Investigate Restrictions, Easements and Conservation
Before buying land whether it is a large parcel or a single building lot it is imperative to perform due diligence. There are many things to research including whether there are any restrictions, easements, encumbrances, or conservation issues.
In many neighborhood developments, there may be restrictions on where you can build and the size of the house. There may be other kinds of restrictions such as the color you can paint your house or whether you can install a fence.
If there is a homeowners association there are bound to be rules that will need to be explored.
Skipping this step could cause you a lot of grief and suffering down the line.
When you are buying in a non-neighborhood setting it will be essential to find out if there are any restrictions for building due to wetlands or other conservation issues.
You'll also want to find out if the property is located in a flood plane which can be very expensive to insure. Lastly, you'll want to know about public or private services.
For example is there town sewer available or will you need to install a septic system? If a septic installation is necessary, you'll want to get a handle of the cost as it can vary tremendously.
It will be important to consult with a land engineer to get some idea of the installation expense.
Know Your Budget For The Land and House
Once you have a pre-approved bank letter, it's important to stick to your budget. Don't let yourself be swayed by too many beautiful properties that are outside of your budget.
You might know exactly what you're paying for the land but you likely won't know the cost to develop it.
It's easy to have cost overruns when buying land. You could encounter ledge, a high water table, wetlands problems, and a myriad of other costly issues.

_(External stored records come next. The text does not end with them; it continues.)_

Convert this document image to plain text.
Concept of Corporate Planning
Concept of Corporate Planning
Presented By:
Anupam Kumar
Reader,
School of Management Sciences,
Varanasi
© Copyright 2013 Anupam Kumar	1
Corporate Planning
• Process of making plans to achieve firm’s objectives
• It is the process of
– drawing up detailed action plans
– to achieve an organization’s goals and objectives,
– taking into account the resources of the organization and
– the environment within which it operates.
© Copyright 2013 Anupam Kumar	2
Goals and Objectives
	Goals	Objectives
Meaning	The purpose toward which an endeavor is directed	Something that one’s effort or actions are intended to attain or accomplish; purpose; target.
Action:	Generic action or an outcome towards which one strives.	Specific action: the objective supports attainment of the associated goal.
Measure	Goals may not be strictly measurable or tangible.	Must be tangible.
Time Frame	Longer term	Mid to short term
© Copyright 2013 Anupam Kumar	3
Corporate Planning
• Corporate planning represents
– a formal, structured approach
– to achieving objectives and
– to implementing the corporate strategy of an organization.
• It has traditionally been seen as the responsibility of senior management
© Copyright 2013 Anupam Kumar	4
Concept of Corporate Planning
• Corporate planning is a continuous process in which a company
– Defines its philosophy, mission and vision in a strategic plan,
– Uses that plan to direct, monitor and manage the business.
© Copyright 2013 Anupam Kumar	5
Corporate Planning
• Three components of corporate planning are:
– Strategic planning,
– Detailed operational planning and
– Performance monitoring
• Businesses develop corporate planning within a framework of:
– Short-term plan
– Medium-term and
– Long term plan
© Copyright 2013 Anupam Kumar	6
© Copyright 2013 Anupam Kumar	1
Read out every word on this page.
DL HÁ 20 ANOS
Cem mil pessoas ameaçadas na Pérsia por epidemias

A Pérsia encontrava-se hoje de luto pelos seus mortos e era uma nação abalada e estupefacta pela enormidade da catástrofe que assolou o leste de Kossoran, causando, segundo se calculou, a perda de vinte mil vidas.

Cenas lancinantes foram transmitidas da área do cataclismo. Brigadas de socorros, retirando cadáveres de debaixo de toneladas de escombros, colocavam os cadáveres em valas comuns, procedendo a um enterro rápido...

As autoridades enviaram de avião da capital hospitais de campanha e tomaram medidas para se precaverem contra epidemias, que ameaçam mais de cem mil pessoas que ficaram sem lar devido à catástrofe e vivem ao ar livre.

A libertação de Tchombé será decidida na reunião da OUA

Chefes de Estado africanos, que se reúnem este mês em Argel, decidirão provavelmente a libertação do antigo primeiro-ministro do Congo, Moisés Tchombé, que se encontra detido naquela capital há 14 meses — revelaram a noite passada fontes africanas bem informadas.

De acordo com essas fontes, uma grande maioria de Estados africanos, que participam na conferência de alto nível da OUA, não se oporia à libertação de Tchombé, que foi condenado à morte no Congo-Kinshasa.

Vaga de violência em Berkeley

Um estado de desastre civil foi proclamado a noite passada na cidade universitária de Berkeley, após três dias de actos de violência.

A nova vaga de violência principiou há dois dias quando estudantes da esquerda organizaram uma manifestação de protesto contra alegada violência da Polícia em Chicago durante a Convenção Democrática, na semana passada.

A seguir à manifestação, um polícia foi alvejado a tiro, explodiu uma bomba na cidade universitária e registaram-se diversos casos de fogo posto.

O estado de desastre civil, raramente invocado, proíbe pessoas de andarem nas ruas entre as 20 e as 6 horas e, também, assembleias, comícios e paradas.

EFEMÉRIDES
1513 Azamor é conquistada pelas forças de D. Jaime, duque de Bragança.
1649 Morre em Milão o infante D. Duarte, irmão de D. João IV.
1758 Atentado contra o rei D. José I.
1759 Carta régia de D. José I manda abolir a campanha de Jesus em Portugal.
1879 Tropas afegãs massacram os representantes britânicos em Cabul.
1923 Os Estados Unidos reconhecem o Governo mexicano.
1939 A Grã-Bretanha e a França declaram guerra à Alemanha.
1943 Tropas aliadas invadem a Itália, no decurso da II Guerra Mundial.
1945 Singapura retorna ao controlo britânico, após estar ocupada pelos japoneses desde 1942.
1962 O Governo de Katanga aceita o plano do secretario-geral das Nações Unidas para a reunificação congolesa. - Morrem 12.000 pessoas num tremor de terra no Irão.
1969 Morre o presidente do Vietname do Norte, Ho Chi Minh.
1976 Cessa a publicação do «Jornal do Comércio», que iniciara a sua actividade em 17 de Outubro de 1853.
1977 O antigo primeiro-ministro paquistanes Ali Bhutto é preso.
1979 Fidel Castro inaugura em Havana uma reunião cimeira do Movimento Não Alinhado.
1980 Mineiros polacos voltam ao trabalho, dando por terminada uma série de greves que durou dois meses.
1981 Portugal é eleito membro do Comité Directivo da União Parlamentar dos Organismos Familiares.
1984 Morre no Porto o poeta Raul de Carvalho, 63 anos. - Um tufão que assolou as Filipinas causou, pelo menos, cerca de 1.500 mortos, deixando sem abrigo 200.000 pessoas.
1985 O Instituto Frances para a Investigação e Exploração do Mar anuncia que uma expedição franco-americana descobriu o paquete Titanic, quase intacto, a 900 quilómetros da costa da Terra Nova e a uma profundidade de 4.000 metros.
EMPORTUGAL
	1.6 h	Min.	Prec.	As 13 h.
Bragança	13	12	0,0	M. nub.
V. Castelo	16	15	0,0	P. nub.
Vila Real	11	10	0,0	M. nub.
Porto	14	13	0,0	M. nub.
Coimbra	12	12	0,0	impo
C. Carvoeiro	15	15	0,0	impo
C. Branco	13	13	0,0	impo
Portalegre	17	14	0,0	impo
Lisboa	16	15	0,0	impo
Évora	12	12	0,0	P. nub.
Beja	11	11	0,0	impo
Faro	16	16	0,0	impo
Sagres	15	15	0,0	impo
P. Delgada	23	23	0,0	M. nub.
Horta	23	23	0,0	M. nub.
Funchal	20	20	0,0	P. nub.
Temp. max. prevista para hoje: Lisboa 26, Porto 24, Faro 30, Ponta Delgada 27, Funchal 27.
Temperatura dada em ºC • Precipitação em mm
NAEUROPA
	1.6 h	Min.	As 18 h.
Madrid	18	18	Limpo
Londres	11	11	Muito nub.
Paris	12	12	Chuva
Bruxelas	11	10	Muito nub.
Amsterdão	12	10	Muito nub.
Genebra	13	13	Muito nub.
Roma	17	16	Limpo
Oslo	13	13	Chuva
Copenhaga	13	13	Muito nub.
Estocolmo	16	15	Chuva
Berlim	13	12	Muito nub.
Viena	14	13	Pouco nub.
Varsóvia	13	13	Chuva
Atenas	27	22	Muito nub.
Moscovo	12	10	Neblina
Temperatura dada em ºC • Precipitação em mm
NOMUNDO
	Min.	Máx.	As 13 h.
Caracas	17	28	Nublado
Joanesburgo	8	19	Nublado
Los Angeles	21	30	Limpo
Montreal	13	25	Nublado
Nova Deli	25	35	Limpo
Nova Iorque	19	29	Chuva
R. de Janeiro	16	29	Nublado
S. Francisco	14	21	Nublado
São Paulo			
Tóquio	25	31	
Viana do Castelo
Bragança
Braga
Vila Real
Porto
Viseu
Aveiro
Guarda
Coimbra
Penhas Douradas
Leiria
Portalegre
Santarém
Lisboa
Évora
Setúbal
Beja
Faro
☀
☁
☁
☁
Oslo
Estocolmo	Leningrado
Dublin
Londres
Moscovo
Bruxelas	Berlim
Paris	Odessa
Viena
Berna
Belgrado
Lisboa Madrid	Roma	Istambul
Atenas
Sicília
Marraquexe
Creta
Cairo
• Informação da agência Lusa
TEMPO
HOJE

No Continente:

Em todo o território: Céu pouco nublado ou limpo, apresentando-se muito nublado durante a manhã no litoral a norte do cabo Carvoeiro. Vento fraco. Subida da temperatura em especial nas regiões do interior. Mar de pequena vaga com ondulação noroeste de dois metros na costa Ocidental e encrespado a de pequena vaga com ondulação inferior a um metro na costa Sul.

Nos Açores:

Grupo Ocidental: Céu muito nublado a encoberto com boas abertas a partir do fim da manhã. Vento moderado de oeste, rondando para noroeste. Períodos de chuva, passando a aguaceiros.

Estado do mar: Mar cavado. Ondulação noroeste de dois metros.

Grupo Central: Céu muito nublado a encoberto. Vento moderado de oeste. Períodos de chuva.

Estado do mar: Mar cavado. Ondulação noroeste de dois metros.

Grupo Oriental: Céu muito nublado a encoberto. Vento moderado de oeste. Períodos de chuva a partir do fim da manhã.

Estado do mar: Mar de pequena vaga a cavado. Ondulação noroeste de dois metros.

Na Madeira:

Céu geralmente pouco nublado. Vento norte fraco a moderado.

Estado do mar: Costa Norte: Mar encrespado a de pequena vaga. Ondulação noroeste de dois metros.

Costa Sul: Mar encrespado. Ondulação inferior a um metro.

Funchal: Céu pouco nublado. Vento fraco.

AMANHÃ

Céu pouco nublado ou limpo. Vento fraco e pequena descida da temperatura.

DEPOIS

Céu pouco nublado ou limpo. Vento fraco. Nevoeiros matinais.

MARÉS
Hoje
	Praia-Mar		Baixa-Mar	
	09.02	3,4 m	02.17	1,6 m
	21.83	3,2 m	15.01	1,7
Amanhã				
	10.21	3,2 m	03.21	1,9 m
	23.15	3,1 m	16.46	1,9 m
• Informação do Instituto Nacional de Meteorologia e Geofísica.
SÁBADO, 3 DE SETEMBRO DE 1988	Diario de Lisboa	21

The same can be said for building a house. It is very easy to go over your budget with new construction. With supply chain issues and a shortage of labor, its never been more true.
You are likely to find things along the way that you just can't live without. Expenses such as these can add up quickly.
Buying your own land and building a house on it can be a very exciting thought. You get to do things exactly the way you've visualized them.
However, it is essential never to never overlook the process of due diligence. It's easy to make mistakes when buying land.